The 11th Step says that we must build a relationship with God through prayer and meditation; this is vitally important for the spiritual growth necessary to meet life’s challenges successfully. Belief alone will not build that relationship. Practice is mandatory if we would transform our hopeful belief into faith based on facts. We don’t have to be religious to be thankful for the research shown that people who practice such spiritual disciplines tend to be happier and healthier than those who don’t. Yet some of us object so strongly to certain ideas about God or religious beliefs, that we resist opening our minds to broader conceptions of God and spiritual practices. If we let others’ religious ideas or conceptions of God hold us captive to their beliefs, thus preventing us from practicing the 11th Step, then we might not only sabotage our own recovery, but also miss discovering our own true nature as spiritual beings.

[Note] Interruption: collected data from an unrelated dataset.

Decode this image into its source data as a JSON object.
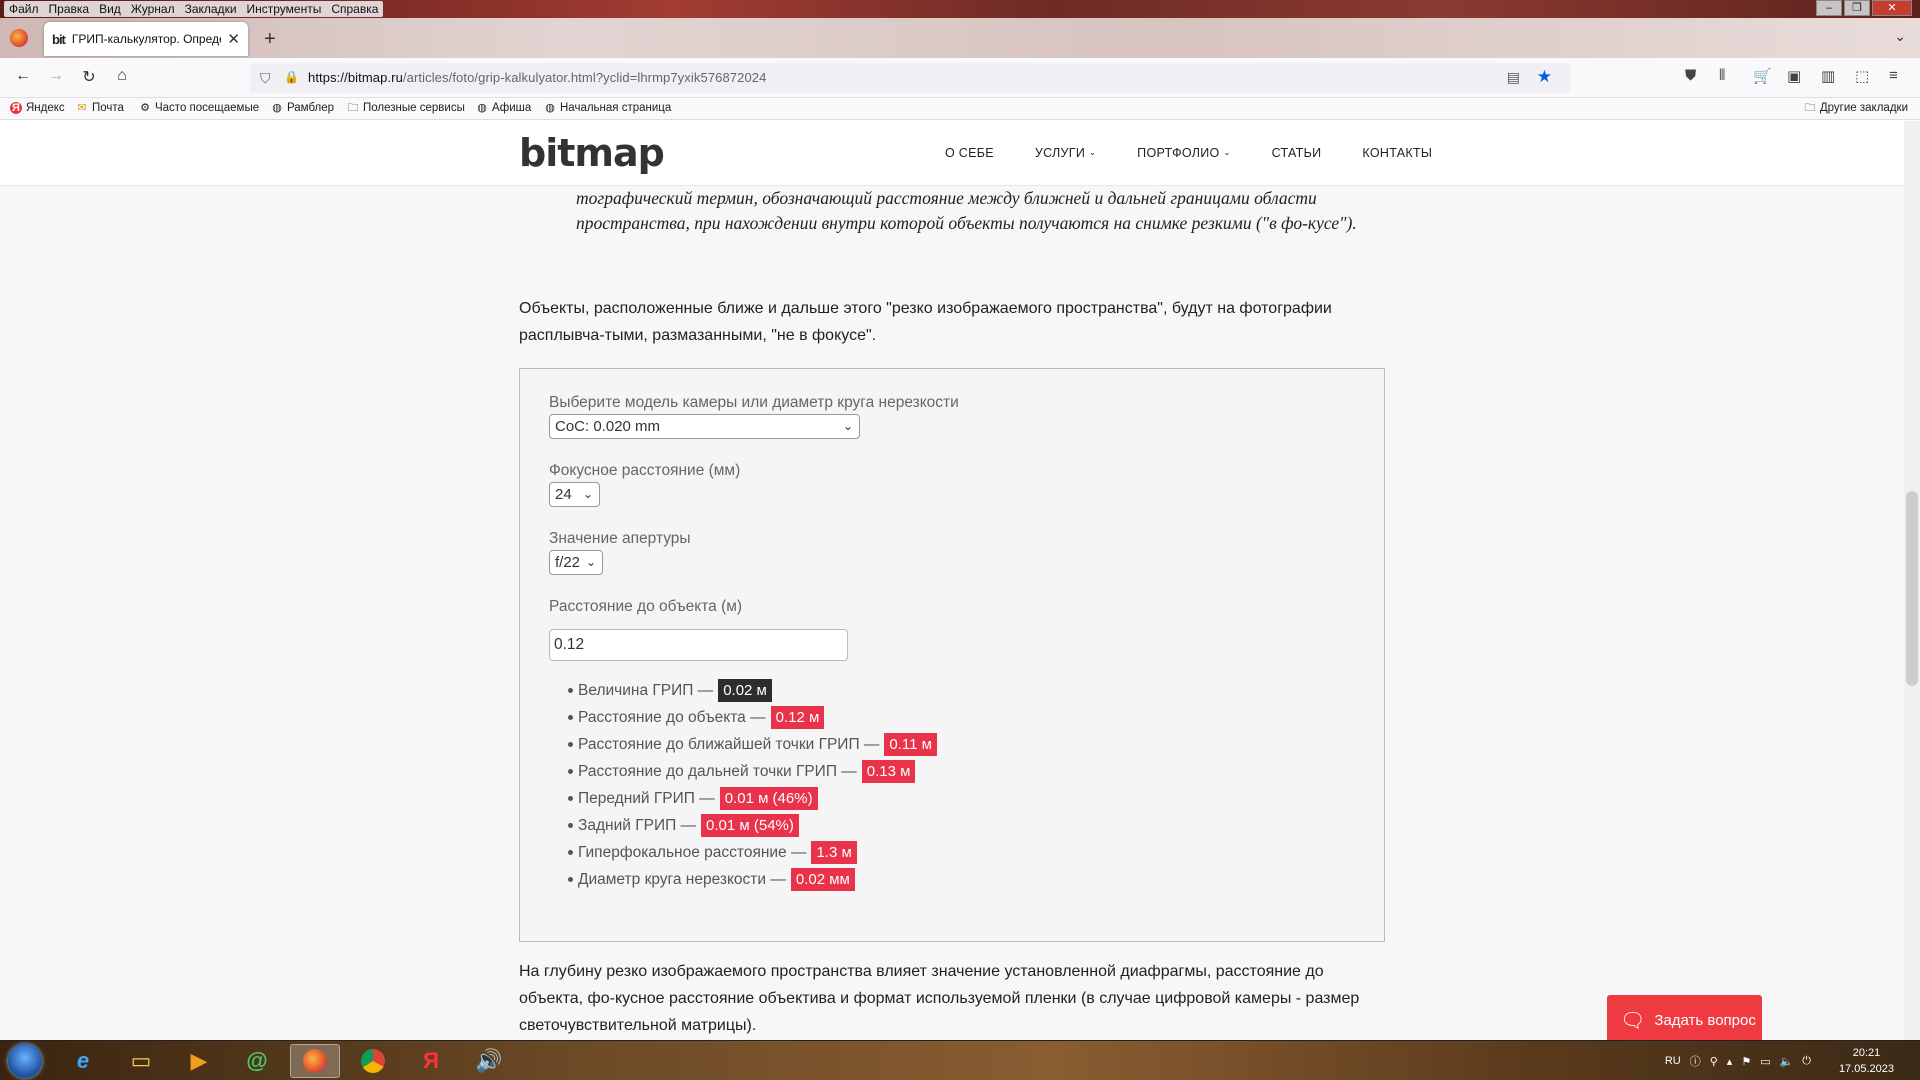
{
  "menu": [
    "Файл",
    "Правка",
    "Вид",
    "Журнал",
    "Закладки",
    "Инструменты",
    "Справка"
  ],
  "tab": {
    "favicon": "bit",
    "title": "ГРИП-калькулятор. Определе"
  },
  "url": {
    "host": "https://bitmap.ru",
    "path": "/articles/foto/grip-kalkulyator.html?yclid=lhrmp7yxik576872024"
  },
  "bookmarks": [
    {
      "label": "Яндекс",
      "icon": "yandex-icon"
    },
    {
      "label": "Почта",
      "icon": "mail-icon"
    },
    {
      "label": "Часто посещаемые",
      "icon": "gear-icon"
    },
    {
      "label": "Рамблер",
      "icon": "globe-icon"
    },
    {
      "label": "Полезные сервисы",
      "icon": "folder-icon"
    },
    {
      "label": "Афиша",
      "icon": "globe-icon"
    },
    {
      "label": "Начальная страница",
      "icon": "globe-icon"
    }
  ],
  "bookmarks_other": "Другие закладки",
  "site": {
    "logo": "bitmap",
    "nav": [
      {
        "label": "О СЕБЕ",
        "dropdown": false
      },
      {
        "label": "УСЛУГИ",
        "dropdown": true
      },
      {
        "label": "ПОРТФОЛИО",
        "dropdown": true
      },
      {
        "label": "СТАТЬИ",
        "dropdown": false
      },
      {
        "label": "КОНТАКТЫ",
        "dropdown": false
      }
    ]
  },
  "article": {
    "quote": "тографический термин, обозначающий расстояние между ближней и дальней границами области пространства, при нахождении внутри которой объекты получаются на снимке резкими (\"в фо-кусе\").",
    "para1": "Объекты, расположенные ближе и дальше этого \"резко изображаемого пространства\", будут на фотографии расплывча-тыми, размазанными, \"не в фокусе\".",
    "para2": "На глубину резко изображаемого пространства влияет значение установленной диафрагмы, расстояние до объекта, фо-кусное расстояние объектива и формат используемой пленки (в случае цифровой камеры - размер светочувствительной матрицы)."
  },
  "calculator": {
    "camera_label": "Выберите модель камеры или диаметр круга нерезкости",
    "camera_value": "CoC: 0.020 mm",
    "focal_label": "Фокусное расстояние (мм)",
    "focal_value": "24",
    "aperture_label": "Значение апертуры",
    "aperture_value": "f/22",
    "distance_label": "Расстояние до объекта (м)",
    "distance_value": "0.12",
    "results": [
      {
        "label": "Величина ГРИП —",
        "value": "0.02 м",
        "dark": true
      },
      {
        "label": "Расстояние до объекта —",
        "value": "0.12 м",
        "dark": false
      },
      {
        "label": "Расстояние до ближайшей точки ГРИП —",
        "value": "0.11 м",
        "dark": false
      },
      {
        "label": "Расстояние до дальней точки ГРИП —",
        "value": "0.13 м",
        "dark": false
      },
      {
        "label": "Передний ГРИП —",
        "value": "0.01 м (46%)",
        "dark": false
      },
      {
        "label": "Задний ГРИП —",
        "value": "0.01 м (54%)",
        "dark": false
      },
      {
        "label": "Гиперфокальное расстояние —",
        "value": "1.3 м",
        "dark": false
      },
      {
        "label": "Диаметр круга нерезкости —",
        "value": "0.02 мм",
        "dark": false
      }
    ]
  },
  "ask_button": "Задать вопрос",
  "taskbar": {
    "apps": [
      "ie-icon",
      "explorer-icon",
      "media-player-icon",
      "mail-agent-icon",
      "firefox-icon",
      "chrome-icon",
      "yandex-browser-icon",
      "sound-icon"
    ],
    "lang": "RU",
    "time": "20:21",
    "date": "17.05.2023"
  },
  "colors": {
    "accent": "#e8334a",
    "dark_badge": "#2d2d2d",
    "ask_button": "#ef3a42",
    "link_star": "#0060df"
  }
}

Meditation has long been practiced and encouraged in most cultures as a primary means of stilling the mind and expanding one’s spirituality. The benefits are hard to imagine for most addicts, especially when their sense of self is limited to just that, themselves. We are not human beings who are striving to have a spiritual experience; instead we are spiritual beings who are having a human experience. Aside from the rare “white lightening” experiences, meditation is the only means of getting to know the truth about ourselves and tap into God’s presence in the very core of our beings. It’s this knowledge, grounded in direct experience, that essentially changes our outlook on the world and our place in it. This enables us to shed old behaviors and attitudes, and empowers us to become the men and women God created us to be.